The decision tree given (Figure 2) is a slight modification of the one from An annotation scheme for discourse-level argumentation in research articles; the first question asks whether the scientific statements expressed in the sentence being annotated is attributed to the authors (Own work-which subdivides into Aim, Textual, and Own categories), the general field (Background category), or specific other researchers (Other work-which subdivides into Contrast and Basis categories)

They further discuss the features useful for machine learning, first introduced in Discourse-level argumentation in scientific articles: Human and automatic annotation. Specifically they use position, syntactic features like tense and voice, meta-discourse (with agents and actions as well as citations). They also consider the order of zones. To the existing features they add when there is no explicit attribution, they assume that the previous sentence's attribution holds.

Detecting Agents and Actions

The pattern matching work of Paice 1981 (e.g. "the aim/purpose of this paper/article/study") is extended; two lexicons are used to avoid polysemy problems without the use of word-sense disambiguation. For instance, the agent lexicon has 168 patterns in 13 classes (e.g. THEM_PRONOUN_AGENT, TEXTSTRUCTURE_AGENT), where each pattern may have multiple matches (e.g. paper, article, study, or chapter for @WORK_NOUN). The action lexicon has 366 verbs in 20 classes (e.g. NEED, SIMILAR, TEXTSTRUCTURE).

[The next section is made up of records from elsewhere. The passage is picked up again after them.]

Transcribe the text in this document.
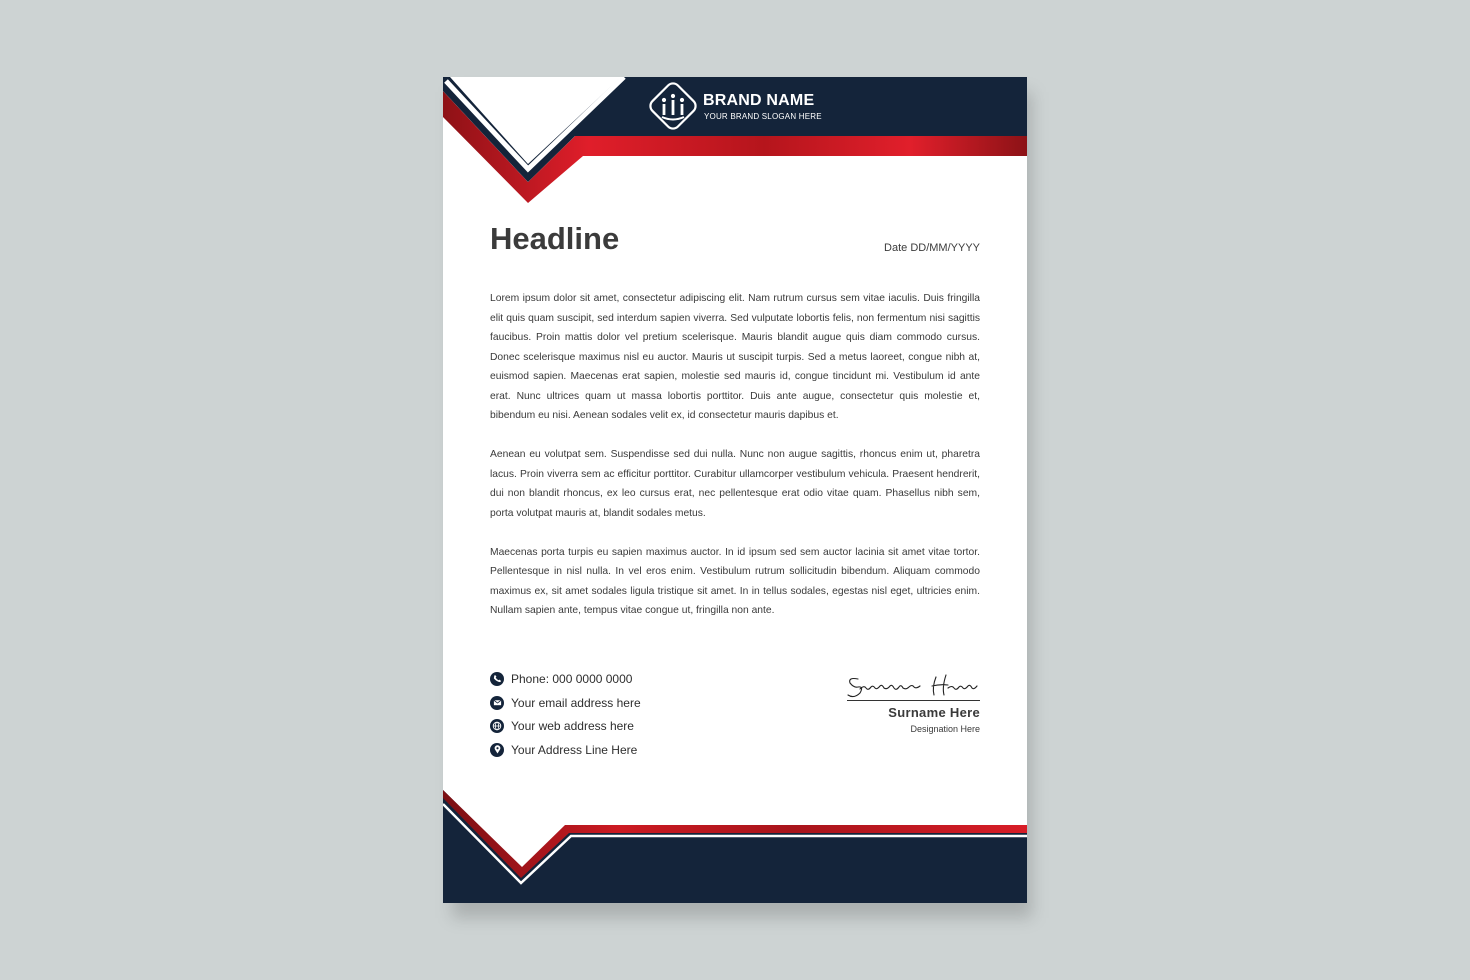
BRAND NAME
YOUR BRAND SLOGAN HERE
Headline	Date DD/MM/YYYY

Lorem ipsum dolor sit amet, consectetur adipiscing elit. Nam rutrum cursus sem vitae iaculis. Duis fringilla elit quis quam suscipit, sed interdum sapien viverra. Sed vulputate lobortis felis, non fermentum nisi sagittis faucibus. Proin mattis dolor vel pretium scelerisque. Mauris blandit augue quis diam commodo cursus. Donec scelerisque maximus nisl eu auctor. Mauris ut suscipit turpis. Sed a metus laoreet, congue nibh at, euismod sapien. Maecenas erat sapien, molestie sed mauris id, congue tincidunt mi. Vestibulum id ante erat. Nunc ultrices quam ut massa lobortis porttitor. Duis ante augue, consectetur quis molestie et, bibendum eu nisi. Aenean sodales velit ex, id consectetur mauris dapibus et.

Aenean eu volutpat sem. Suspendisse sed dui nulla. Nunc non augue sagittis, rhoncus enim ut, pharetra lacus. Proin viverra sem ac efficitur porttitor. Curabitur ullamcorper vestibulum vehicula. Praesent hendrerit, dui non blandit rhoncus, ex leo cursus erat, nec pellentesque erat odio vitae quam. Phasellus nibh sem, porta volutpat mauris at, blandit sodales metus.

Maecenas porta turpis eu sapien maximus auctor. In id ipsum sed sem auctor lacinia sit amet vitae tortor. Pellentesque in nisl nulla. In vel eros enim. Vestibulum rutrum sollicitudin bibendum. Aliquam commodo maximus ex, sit amet sodales ligula tristique sit amet. In in tellus sodales, egestas nisl eget, ultricies enim. Nullam sapien ante, tempus vitae congue ut, fringilla non ante.

Phone: 000 0000 0000
Your email address here
Your web address here
Your Address Line Here
Surname Here
Designation Here
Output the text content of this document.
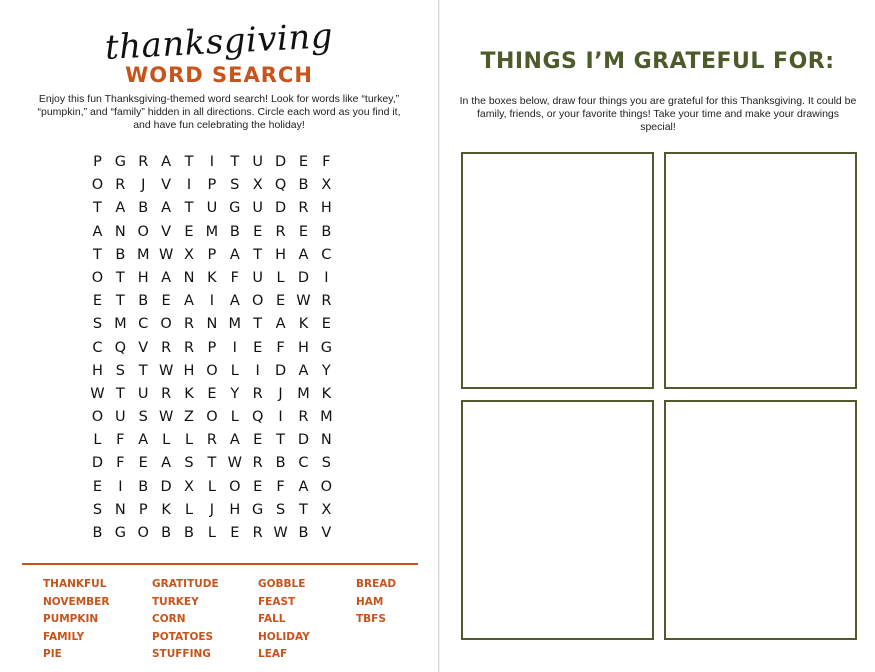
thanksgiving
WORD SEARCH
Enjoy this fun Thanksgiving-themed word search! Look for words like “turkey,” “pumpkin,” and “family” hidden in all directions. Circle each word as you find it, and have fun celebrating the holiday!
P G R A T	I	T U D E F
O R	J	V	I	P S X Q B X
T A B A T U G U D R H
A N O V E M B E R E B
T B M W X P A T H A C
O T H A N K F U L D	I
E T B E A	I	A O E W R
S M C O R N M T A K E
C Q V R R P	I	E F H G
H S T W H O L	I	D A Y
W T U R K E Y R	J	M K
O U S W Z O L Q	I	R M
L	F A L	L R A E T D N
D F E A S T W R B C S
E	I	B D X L O E F A O
S N P K L	J	H G S T X
B G O B B L E R W B V
THANKFUL
NOVEMBER
PUMPKIN
FAMILY
PIE
GRATITUDE
TURKEY
CORN
POTATOES
STUFFING
GOBBLE
FEAST
FALL
HOLIDAY
LEAF
BREAD
HAM
TBFS
THINGS I’M GRATEFUL FOR:
In the boxes below, draw four things you are grateful for this Thanksgiving. It could be family, friends, or your favorite things! Take your time and make your drawings special!
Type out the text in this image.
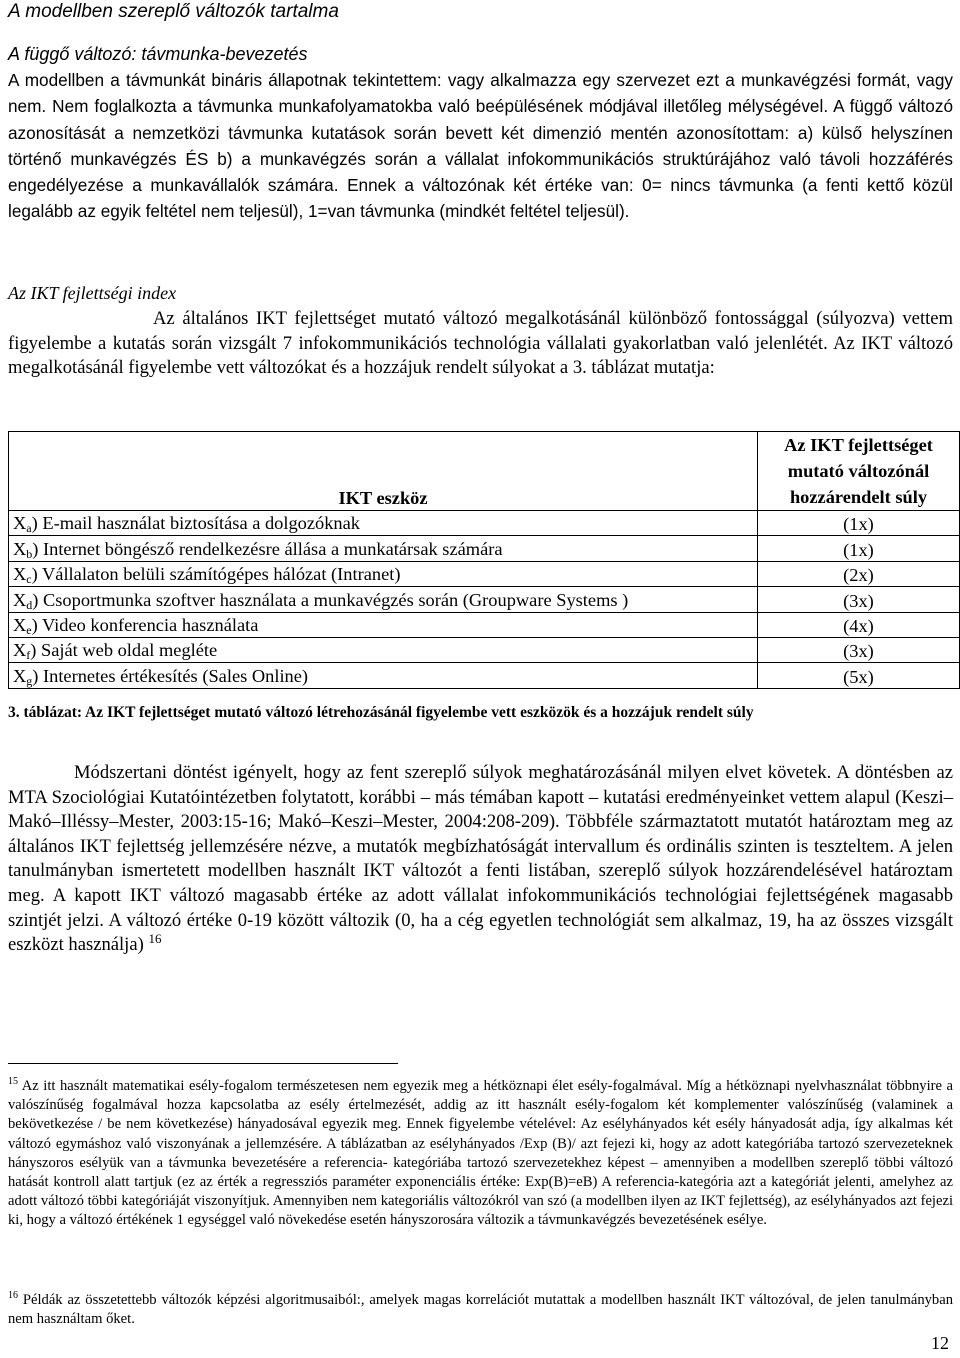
A modellben szereplő változók tartalma
A függő változó: távmunka-bevezetés

A modellben a távmunkát bináris állapotnak tekintettem: vagy alkalmazza egy szervezet ezt a munkavégzési formát, vagy nem. Nem foglalkozta a távmunka munkafolyamatokba való beépülésének módjával illetőleg mélységével. A függő változó azonosítását a nemzetközi távmunka kutatások során bevett két dimenzió mentén azonosítottam: a) külső helyszínen történő munkavégzés ÉS b) a munkavégzés során a vállalat infokommunikációs struktúrájához való távoli hozzáférés engedélyezése a munkavállalók számára. Ennek a változónak két értéke van: 0= nincs távmunka (a fenti kettő közül legalább az egyik feltétel nem teljesül), 1=van távmunka (mindkét feltétel teljesül).

Az IKT fejlettségi index

Az általános IKT fejlettséget mutató változó megalkotásánál különböző fontossággal (súlyozva) vettem figyelembe a kutatás során vizsgált 7 infokommunikációs technológia vállalati gyakorlatban való jelenlétét. Az IKT változó megalkotásánál figyelembe vett változókat és a hozzájuk rendelt súlyokat a 3. táblázat mutatja:

IKT eszköz	Az IKT fejlettséget mutató változónál hozzárendelt súly
$X_a$) E-mail használat biztosítása a dolgozóknak	(1x)
$X_b$) Internet böngésző rendelkezésre állása a munkatársak számára	(1x)
$X_c$) Vállalaton belüli számítógépes hálózat (Intranet)	(2x)
$X_d$) Csoportmunka szoftver használata a munkavégzés során (Groupware Systems )	(3x)
$X_e$) Video konferencia használata	(4x)
$X_f$) Saját web oldal megléte	(3x)
$X_g$) Internetes értékesítés (Sales Online)	(5x)
3. táblázat: Az IKT fejlettséget mutató változó létrehozásánál figyelembe vett eszközök és a hozzájuk rendelt súly

Módszertani döntést igényelt, hogy az fent szereplő súlyok meghatározásánál milyen elvet követek. A döntésben az MTA Szociológiai Kutatóintézetben folytatott, korábbi – más témában kapott – kutatási eredményeinket vettem alapul (Keszi–Makó–Illéssy–Mester, 2003:15-16; Makó–Keszi–Mester, 2004:208-209). Többféle származtatott mutatót határoztam meg az általános IKT fejlettség jellemzésére nézve, a mutatók megbízhatóságát intervallum és ordinális szinten is teszteltem. A jelen tanulmányban ismertetett modellben használt IKT változót a fenti listában, szereplő súlyok hozzárendelésével határoztam meg. A kapott IKT változó magasabb értéke az adott vállalat infokommunikációs technológiai fejlettségének magasabb szintjét jelzi. A változó értéke 0-19 között változik (0, ha a cég egyetlen technológiát sem alkalmaz, 19, ha az összes vizsgált eszközt használja) $^{16}$

$^{15}$ Az itt használt matematikai esély-fogalom természetesen nem egyezik meg a hétköznapi élet esély-fogalmával. Míg a hétköznapi nyelvhasználat többnyire a valószínűség fogalmával hozza kapcsolatba az esély értelmezését, addig az itt használt esély-fogalom két komplementer valószínűség (valaminek a bekövetkezése / be nem következése) hányadosával egyezik meg. Ennek figyelembe vételével: Az esélyhányados két esély hányadosát adja, így alkalmas két változó egymáshoz való viszonyának a jellemzésére. A táblázatban az esélyhányados /Exp (B)/ azt fejezi ki, hogy az adott kategóriába tartozó szervezeteknek hányszoros esélyük van a távmunka bevezetésére a referencia- kategóriába tartozó szervezetekhez képest – amennyiben a modellben szereplő többi változó hatását kontroll alatt tartjuk (ez az érték a regressziós paraméter exponenciális értéke: Exp(B)=eB) A referencia-kategória azt a kategóriát jelenti, amelyhez az adott változó többi kategóriáját viszonyítjuk. Amennyiben nem kategoriális változókról van szó (a modellben ilyen az IKT fejlettség), az esélyhányados azt fejezi ki, hogy a változó értékének 1 egységgel való növekedése esetén hányszorosára változik a távmunkavégzés bevezetésének esélye.

$^{16}$ Példák az összetettebb változók képzési algoritmusaiból:, amelyek magas korrelációt mutattak a modellben használt IKT változóval, de jelen tanulmányban nem használtam őket.

12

The algorithm for detecting agents and actions is as follows:

  1. Start from the first finite verb in the sentence
  2. Find the main "semantic" verb (Do this by checking the right context of the finite verb to find more complex tenses: stay within assumed clause boundaries and do not cross commas or other finite verbs.) Determine its lemma, tense, and voice.
  3. Look up the semantic verb (as a lemma) in the Axion Lexicon to find the corresponding Action Class. Otherwise return Action 0.
  4. "Determine if one of 32 fixed negation words contained in the lexicon is present within a fixed window of 6 to the right of the finite verb."
  5. Search for the agent. Depending on the voice from step 2, either look for a by-PP to the right or as a subject-NP to the left. Stay within assumed clause boundaries and do not cross commas or other finite verbs
  6. Return the Agent Type, if found, otherwise return Agent 0.
  7. Repeat the above steps until there are no more finite verbs left.

Evaluation

Two evaluations were conducted, first to determine the precision and recall of pattern matching (with quite strong results) and second to test how well agent and action recognition helps perform automatic argumentative zoning. Aim and Textual categories are easiest to recognize both for humans and for the algorithm. Since the machine performance lags human performance, the authors suggest further work on both making enlarging the training data the set of features more distinctive.

Selected References

Theoretical and Practical Relevance

In addition to improving improving summarization (see also Wellons and Purcell 1999), they argue that argumentative zoning can improve citation indexes, by indicating *how* references are used, rather than merely counting the number of references. The authors take up that issue in later work: Argumentative Zoning for improved citation indexing.